BusinessWeek has more on the iPhone’s long-awaited entry into the China market after Apple announced a deal with China Unicom:

Despite ongoing talk about possible tie-up with the mother of all cellular carriers, China Mobile, equity research firm Wedge Partners believes Apple may have found a new way to sell iPhones to some of the carrier’s half-a-billion subscribers. Wedge’s managing principal, Matt Mathison, thinks Apple will ink a deal with a large cell-phone retailer called Di Xing Tong, which owns hundreds of storefronts in China. The chain is owned by Foxconn, the massive contract manufacturer that builds so many of Apple’s products.
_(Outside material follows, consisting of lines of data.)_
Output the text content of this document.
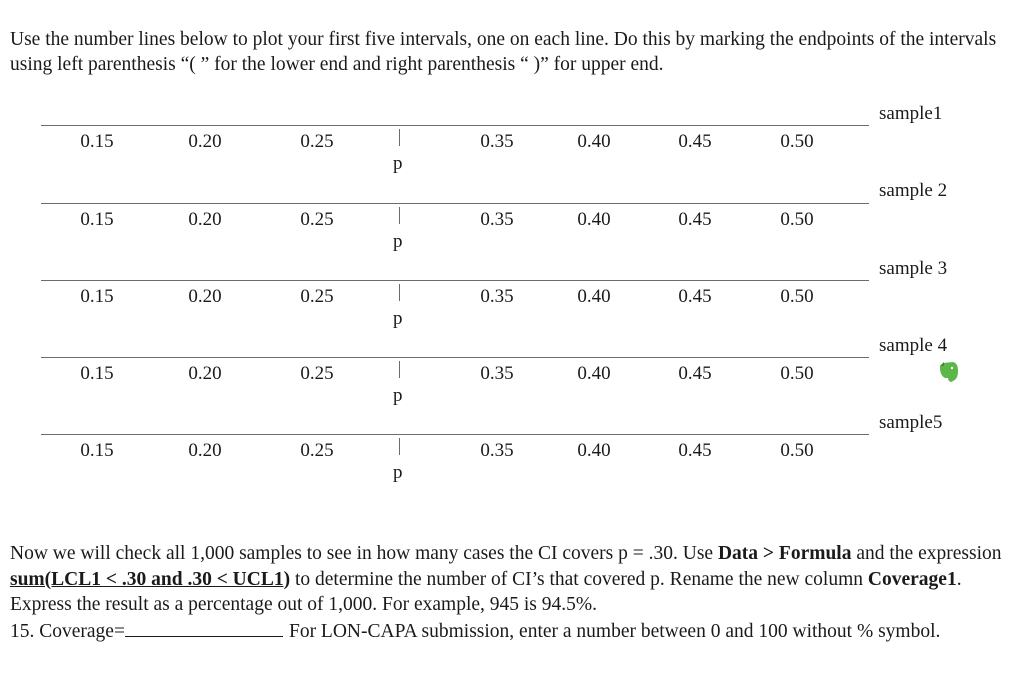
Use the number lines below to plot your first five intervals, one on each line. Do this by marking the endpoints of the intervals using left parenthesis “( ” for the lower end and right parenthesis “ )” for upper end.

0.15	0.20	0.25	0.35	0.40	0.45	0.50
p
sample1
0.15	0.20	0.25	0.35	0.40	0.45	0.50
p
sample 2
0.15	0.20	0.25	0.35	0.40	0.45	0.50
p
sample 3
0.15	0.20	0.25	0.35	0.40	0.45	0.50
p
sample 4
0.15	0.20	0.25	0.35	0.40	0.45	0.50
p
sample5
Now we will check all 1,000 samples to see in how many cases the CI covers p = .30. Use Data > Formula and the expression sum(LCL1 < .30 and .30 < UCL1) to determine the number of CI’s that covered p. Rename the new column Coverage1. Express the result as a percentage out of 1,000. For example, 945 is 94.5%.
15. Coverage=	For LON-CAPA submission, enter a number between 0 and 100 without % symbol.
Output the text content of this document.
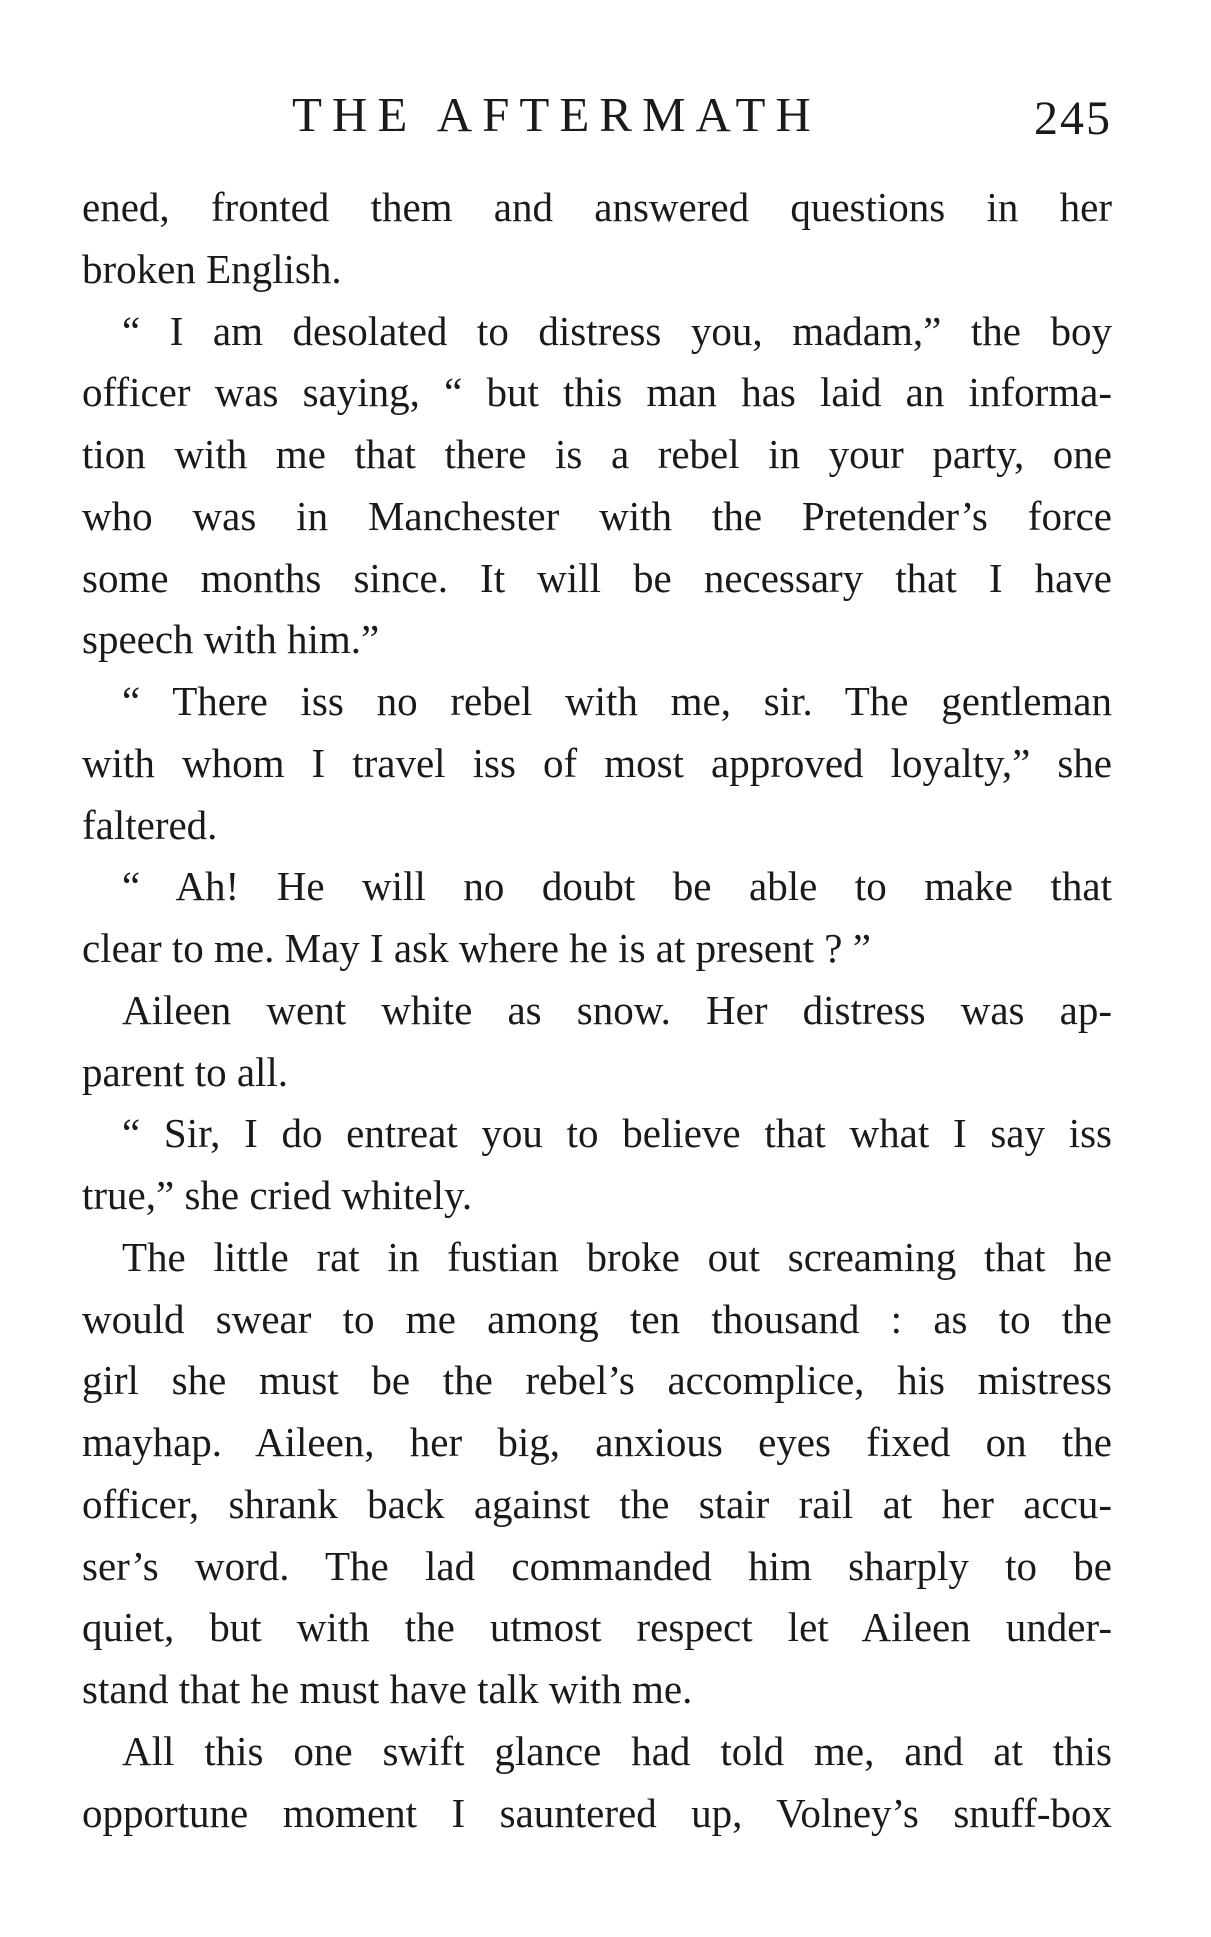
THE AFTERMATH	245
ened, fronted them and answered questions in her
broken English.
“ I am desolated to distress you, madam,” the boy
officer was saying, “ but this man has laid an informa-
tion with me that there is a rebel in your party, one
who was in Manchester with the Pretender’s force
some months since. It will be necessary that I have
speech with him.”
“ There iss no rebel with me, sir. The gentleman
with whom I travel iss of most approved loyalty,” she
faltered.
“ Ah! He will no doubt be able to make that
clear to me. May I ask where he is at present ? ”
Aileen went white as snow. Her distress was ap-
parent to all.
“ Sir, I do entreat you to believe that what I say iss
true,” she cried whitely.
The little rat in fustian broke out screaming that he
would swear to me among ten thousand : as to the
girl she must be the rebel’s accomplice, his mistress
mayhap. Aileen, her big, anxious eyes fixed on the
officer, shrank back against the stair rail at her accu-
ser’s word. The lad commanded him sharply to be
quiet, but with the utmost respect let Aileen under-
stand that he must have talk with me.
All this one swift glance had told me, and at this
opportune moment I sauntered up, Volney’s snuff-box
This could be a huge deal, says Mathison. After two years of on-again, off-again talks with Apple, China Mobile seems to have gone its own way. It has announced its own smart phone operating system platform, dubbed Ophone, and phones based on the platform will go on sale this month. But if Apple gets this retail presence, Chinese consumers would be able to buy phones and unlock them for use on China Mobile’s network. Mathison believes Apple could sell as many iPhones through this retail channel in 2010 as it will through its recently announced deal with China Unicom, which he says has a poor network and poor reputation with consumers

See also “China Mobile Intros ‘Ophones,’ Still Courting Apple” from ChannelWeb. PCWorld also reports on new app stores being opened by China’s mobile carriers in an effort to compete with the iPhone:

China Mobile has launched an application download store, and rivals China Telecom and China Unicom are developing them, sources said Wednesday.

China licensed the three state-owned carriers to build networks based on different 3G standards early this year. The carriers have since worked to match each other’s expansion of 3G handset offerings and other services as they race to win users.

The application stores a major part of their efforts, which have sped up in recent weeks. But the download stores confront a range of obstacles that could dampen their appeal to users. Those include billing issues, a lack of user familiarity and the availability of pirated applications online, said Shi Weixing, founder of HandCN and 9thq, two Chinese companies that make mobile applications.